I’ve toe-walked most of my life. It’s just something I do on occasion: I walk on tiptoe. When I saw Damian doing it at age two, I thought "Oh, he’s taking after Mommy." Turns out it’s one of those survey questions: "Does your child toe-walk? If so, he might be on the spectrum." Am I on the spectrum? I’m fairly socially adept, I think. I didn’t talk late. I don’t spin or feel an urge to hang upside down. I don’t have the telltale flags. But I do toe walk when I’m stressed. And I’m hypersensitive to sound: a dripping faucet in another room can keep me awake for hours, a TV blaring from the building next door makes me want to scream. A white noise machine drives me bonkers. I’m hypersensitive to touch, too. A light touch at the wrong time feels like an abrasive on my skin. And I sometimes bite my cuticles, which I now recognize as seeking sensory input. Yes, I’ve got a touch of sensory integration dysfunction.

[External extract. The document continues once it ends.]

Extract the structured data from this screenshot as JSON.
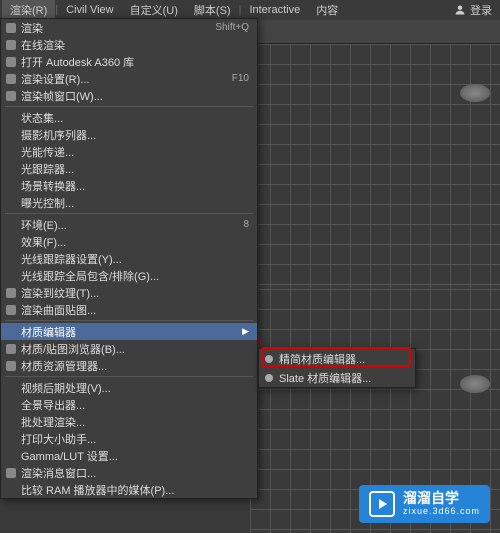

I suspect -- no, I know -- I’m not the only one. Some people are very comfortable in social situations, very poised, very much living in their bodies, and have no need for any kind of self-soothing tics. There are maybe five people like this on the planet. The rest of us sometimes feel awkward, sometimes stumble and trip and forget words, sometimes smoke like fiends, sometimes chew the ends of our pens until they’re nothing but twisted plastic. Sometimes we can’t think of a common, everyday word, sometimes we drift off and have to read and then reread the same sentence or ask people to repeat themselves because we didn’t follow a word they said. Sometimes we walk into a crowded party and wince at the chaos, sometimes bounce in our chairs, sometimes feel like we want to crawl out of our skin. Does that mean we're all on the spectrum? Obviously not. The issue, I think, is how often we have these problems, how much they affect our lives and our interactions with other people. We all get disorganized (in the neurological sense), it's just a matter of degree.

Who Damian is as a person, what his future will be, they’re not defined by his diagnosis. He may go through diagnoses like tee shirts, outgrowing first one and then another. For now, though, it doesn’t matter if the word is accurate or not. It helps him get services. It helps therapists understand the realm of the issues involved. Unfortunately it does sometimes get in the way, when a therapist starts defining everything he does in terms of his so-called disability and therefore misinterpreting what they see. But most of the time I see it as a useful tool, a way of defining the terrain.

I just wish it didn’t carry so much dark weight with the rest of the world. It no longer does with me. At least not most of the time.